Por nettizen - 10 de Diciembre, 2005, 23:26, Categoría: para leer

Reseña del libro What has Government done to our Money? Murray N. Rothbard (obviamente también sería recomendable su lectura :) Sore Spots to Watch Abound in the US Economy: J.C. Ernharth. ¿Preocupaciones "económicas" para los próximos años en los EE.UU.? O ¿Quién dijo miedo? Según Ernharth el listado actual sería...

"[...]
1. Massive National Debt ($8 Trillion equals $25,000 per citizen, old and young)
2. Off balance-sheet unfunded Federal obligations (Takes the obligation figure above to $100,000 per citizen, according to the Comptroller General of the United States)
3. Politicians that can't say "no" or "budget cut" = massive ongoing budget deficits.
4. Energy Inflation ($60 oil from $13 in 1998-9) will cut disposable income.
5. Real Estate post bubble uncertainty re price valuations (will slow home equity extraction and subsequent spending, and squeeze speculative home investors)
6. Interest-rate-dependent economic expansion: What happens when rates rise above these historic below average lows? (Low rates encourage expansion, tightening rates encourage recessions.)
7. Adjustable and interest only mortgages: what will rising rates do to hit disposable income when the teaser rates end?
8. Global trade imbalance: US accounts for 70% of world's external deficits, requiring massive lending from foreigners - overly dependent on the U.S. consumption miracle.
9. China Boom vs.

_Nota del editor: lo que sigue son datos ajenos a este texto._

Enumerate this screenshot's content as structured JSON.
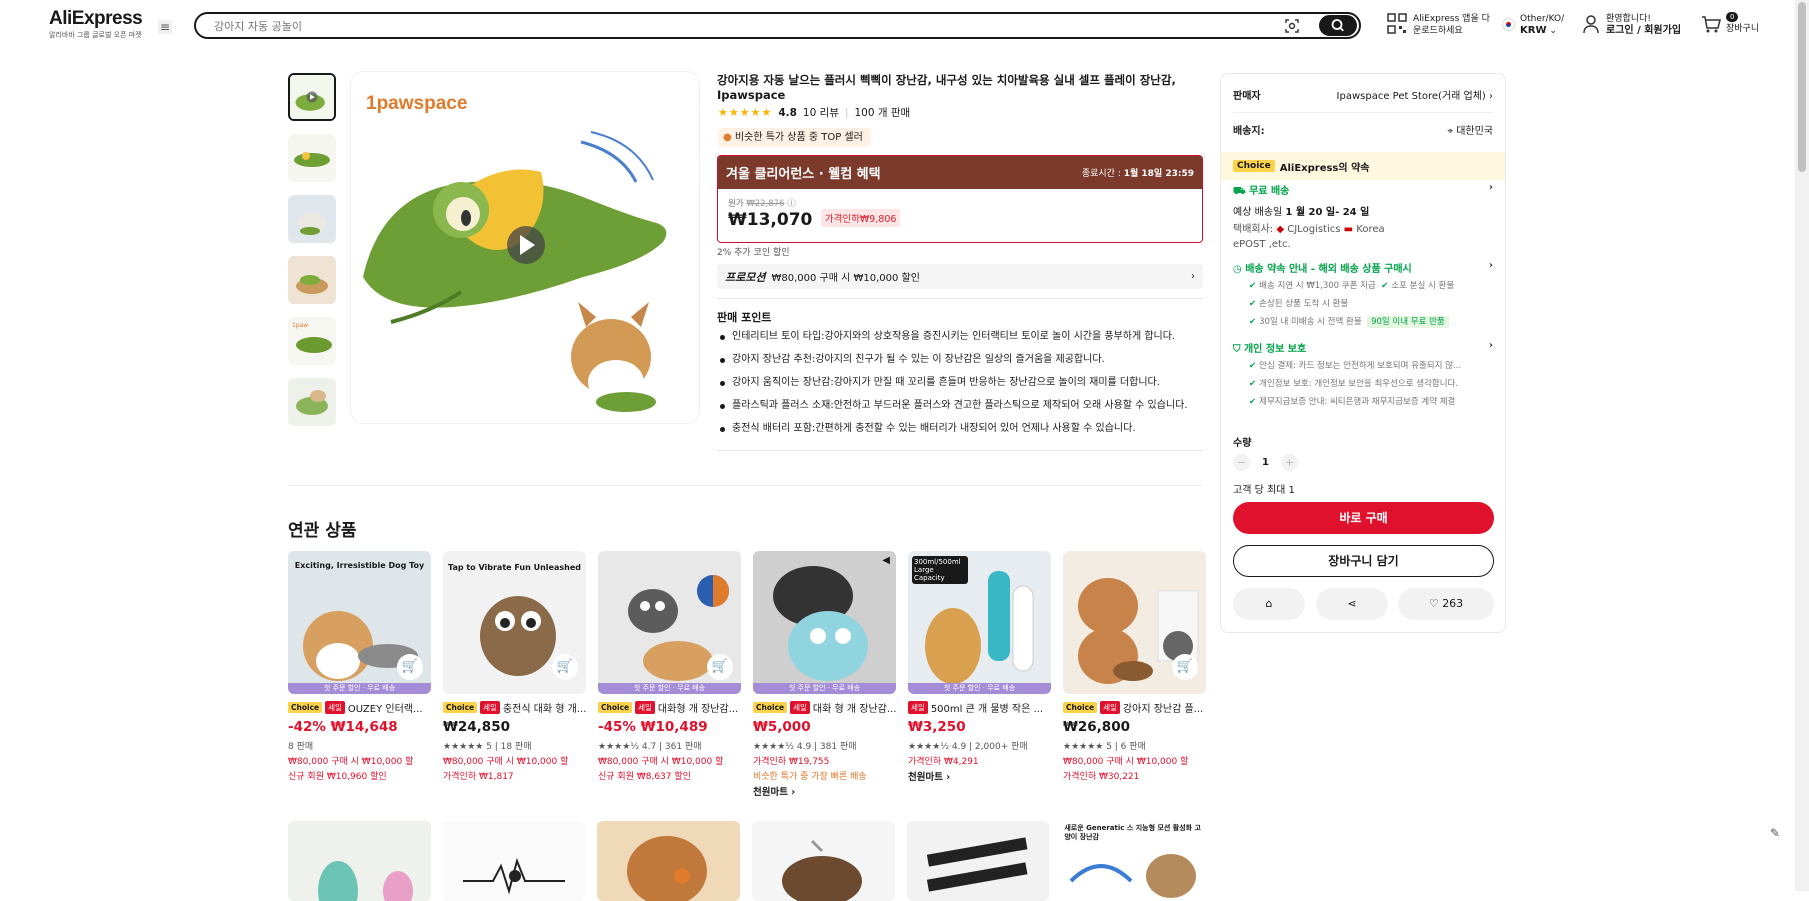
{
  "header": {
    "logo": "AliExpress",
    "logo_sub": "알리바바 그룹 글로벌 오픈 마켓",
    "search_placeholder": "강아지 자동 공놀이",
    "app_line1": "AliExpress 앱을 다",
    "app_line2": "운로드하세요",
    "region_line1": "Other/KO/",
    "region_line2": "KRW",
    "login_line1": "환영합니다!",
    "login_line2": "로그인 / 회원가입",
    "cart_count": "0",
    "cart_label": "장바구니"
  },
  "product": {
    "brand_overlay": "1pawspace",
    "title": "강아지용 자동 날으는 플러시 삑삑이 장난감, 내구성 있는 치아발육용 실내 셀프 플레이 장난감, Ipawspace",
    "rating": "4.8",
    "reviews": "10 리뷰",
    "sold": "100 개 판매",
    "top_badge": "비슷한 특가 상품 중 TOP 셀러",
    "deal_title": "겨울 클리어런스 · 웰컴 혜택",
    "deal_end_label": "종료시간 :",
    "deal_end": "1월 18일 23:59",
    "orig_label": "원가",
    "orig_price": "₩22,876",
    "price": "₩13,070",
    "price_drop": "가격인하₩9,806",
    "coin": "2% 추가 코인 할인",
    "promo_label": "프로모션",
    "promo_text": "₩80,000 구매 시 ₩10,000 할인",
    "selling_points_title": "판매 포인트",
    "selling_points": [
      "인테리티브 토이 타입:강아지와의 상호작용을 증진시키는 인터랙티브 토이로 놀이 시간을 풍부하게 합니다.",
      "강아지 장난감 추천:강아지의 친구가 될 수 있는 이 장난감은 일상의 즐거움을 제공합니다.",
      "강아지 움직이는 장난감:강아지가 만질 때 꼬리를 흔들며 반응하는 장난감으로 놀이의 재미를 더합니다.",
      "플라스틱과 플러스 소재:안전하고 부드러운 플러스와 견고한 플라스틱으로 제작되어 오래 사용할 수 있습니다.",
      "충전식 배터리 포함:간편하게 충전할 수 있는 배터리가 내장되어 있어 언제나 사용할 수 있습니다."
    ]
  },
  "side": {
    "seller_label": "판매자",
    "seller_name": "Ipawspace Pet Store(거래 업체)",
    "ship_label": "배송지:",
    "ship_country": "대한민국",
    "choice_badge": "Choice",
    "choice_text": "AliExpress의 약속",
    "free_ship": "무료 배송",
    "eta_prefix": "예상 배송일",
    "eta_dates": "1 월 20 일- 24 일",
    "courier_label": "택배회사:",
    "courier_1": "CJLogistics",
    "courier_2": "Korea",
    "courier_3": "ePOST ,etc.",
    "promise_title": "배송 약속 안내 - 해외 배송 상품 구매시",
    "promise_items": [
      "배송 지연 시 ₩1,300 쿠폰 지급",
      "소포 분실 시 환불",
      "손상된 상품 도착 시 환불",
      "30일 내 미배송 시 전액 환불"
    ],
    "promise_badge": "90일 이내 무료 반품",
    "privacy_title": "개인 정보 보호",
    "privacy_items": [
      "안심 결제: 카드 정보는 안전하게 보호되며 유출되지 않...",
      "개인정보 보호: 개인정보 보안을 최우선으로 생각합니다.",
      "제무지급보증 안내: 씨티은행과 채무지급보증 계약 체결"
    ],
    "qty_label": "수량",
    "qty_value": "1",
    "qty_limit": "고객 당 최대 1",
    "buy_now": "바로 구매",
    "add_cart": "장바구니 담기",
    "wish_count": "263"
  },
  "related": {
    "title": "연관 상품",
    "items": [
      {
        "name": "OUZEY 인터랙...",
        "price": "-42% ₩14,648",
        "meta": "8 판매",
        "line1": "₩80,000 구매 시 ₩10,000 할",
        "line2": "신규 회원 ₩10,960 할인",
        "tag": "첫 주문 할인 · 무료 배송",
        "img_text": "Exciting, Irresistible Dog Toy"
      },
      {
        "name": "충전식 대화 형 개...",
        "price": "₩24,850",
        "meta": "★★★★★ 5 | 18 판매",
        "line1": "₩80,000 구매 시 ₩10,000 할",
        "line2": "가격인하 ₩1,817",
        "tag": "첫 주문 할인 · 무료 배송",
        "img_text": "Tap to Vibrate Fun Unleashed"
      },
      {
        "name": "대화형 개 장난감...",
        "price": "-45% ₩10,489",
        "meta": "★★★★½ 4.7 | 361 판매",
        "line1": "₩80,000 구매 시 ₩10,000 할",
        "line2": "신규 회원 ₩8,637 할인",
        "tag": "첫 주문 할인 · 무료 배송",
        "img_text": ""
      },
      {
        "name": "대화 형 개 장난감...",
        "price": "₩5,000",
        "meta": "★★★★½ 4.9 | 381 판매",
        "line1": "가격인하 ₩19,755",
        "line2": "비슷한 특가 중 가장 빠른 배송",
        "extra": "천원마트 ›",
        "tag": "첫 주문 할인 · 무료 배송",
        "img_text": ""
      },
      {
        "name": "500ml 큰 개 물병 작은 ...",
        "price": "₩3,250",
        "meta": "★★★★½ 4.9 | 2,000+ 판매",
        "line1": "가격인하 ₩4,291",
        "line2": "천원마트 ›",
        "tag": "첫 주문 할인 · 무료 배송",
        "img_text": "300ml/500ml Large Capacity"
      },
      {
        "name": "강아지 장난감 플...",
        "price": "₩26,800",
        "meta": "★★★★★ 5 | 6 판매",
        "line1": "₩80,000 구매 시 ₩10,000 할",
        "line2": "가격인하 ₩30,221",
        "tag": "",
        "img_text": ""
      }
    ],
    "row2_text": "새로운 Generatic 스 지능형 모션 활성화 고양이 장난감"
  }
}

Slowdown - excess capacity could lead to even more deflationary pressure for U.S. business.
10. American Consumer in a weak state, and likely to back off discretionary spending:
* Lacking income growth support (Stagnant wages -- -wages increasing slower than inflation over past few years).
* Savings short
* Overly-indebted (consumer debt to GDP at record levels)
* Asset growth dependent (the $600 billion "home equity ATM")
11. Rule 101 for wealth: Don't spend more than you earn indefinitely. We've seem to think that no longer applies.
12. Rule 102 for wealth: With debt you have three choices:
* Pay it down (at the expense of consumption/ economic growth);
* Default on it;
* Pay it off with cheaper dollars by printing money / inflation.
13. Money Supply Expansion - While talking tough on inflation via rates, the Fed continues to bloat money supply (13% alone in the three months ending October 2005). Why else are energy, commodity and asset prices rising so much?
14. Major U.S. industries have pre-sold their future, ala automotive industry special discounts and financing...
15. The looming pension default crisis: Many large pensions are underfunded by well over $450 billion dollars. Pensions are insured by the PBGC - already $23 billion in the red, and facing potential defaults from giants like Delphi and GM.
16. The Petro-Dollar Recycling paradigm started in the 1970s could be sharply reduced, causing a decline in the dollar's parity.
17. P/E ratios in the equity markets richly valued on 2004 earnings that may not be sustainable because of an economy heavily dependent on asset inflation and debt.
18. Consumer spending contraction: recessions reverberate more dramatically the worse the consumer's balance sheet is as consumers restore themselves to fiscal health.
19. Dependence on the kindness of strangers: Foreigners finance massive amounts of our debt, and by inference, hold our bond markets in their hands. What happens if they diversify? (Central Bank diversification away from the dollar may explain the most recent run-up in gold!)
20. The Derivatives Market: Warren Buffet refers to derivatives as "Financial Weapons of Mass Destruction" due to their complexity and capacity to shake the foundations of the system in domino fashion, ala Long Term Capital Management in 1999.
21. Global Labor Arbitrage (to quote Stephen Roach of Morgan Stanley), where U.S. labor cannot compete with the ultra-cheap infrastructure-enabled emerging markets. This pressure is moving from manufacturing jobs into the once thought impervious service sector jobs.
22. Global Efficiency Arbitrage: Adding to Roaches premise above, the complexity of doing business in the U.S., with our hyper-overregulated environment, gives many steps up to foreign competition at the expense of U.S. business and workers.
23. Gravitation towards trade barriers: Many issues noted above could involve politician-pimped populist quick-fixes that protect a few people's jobs by blaming external factors vs. addressing needed internal reform. This places extra pressures this places on cash-strapped consumers and their ability to sustain our consumption driven economy.
[...]"

No se pierdan los comentarios!

[actualizo: 15-12-2005]

What Lies Ahead for the U.S. Economy in 2006 en Knowledge@Wharton

"The economic growth that the United States enjoyed in 2005 will continue in 2006, as stronger business investment begins to pick up the slack on the part of consumers who will curtail the white-hot spending that has been a key factor in propelling the economy, according to Wharton faculty members and private-sector economists.
In addition, oil prices will remain high in 2006, but not much higher than they are now, the residential real estate boom will cool and American workers will be forced to deal with a volatile employment market, these experts say.
[...]"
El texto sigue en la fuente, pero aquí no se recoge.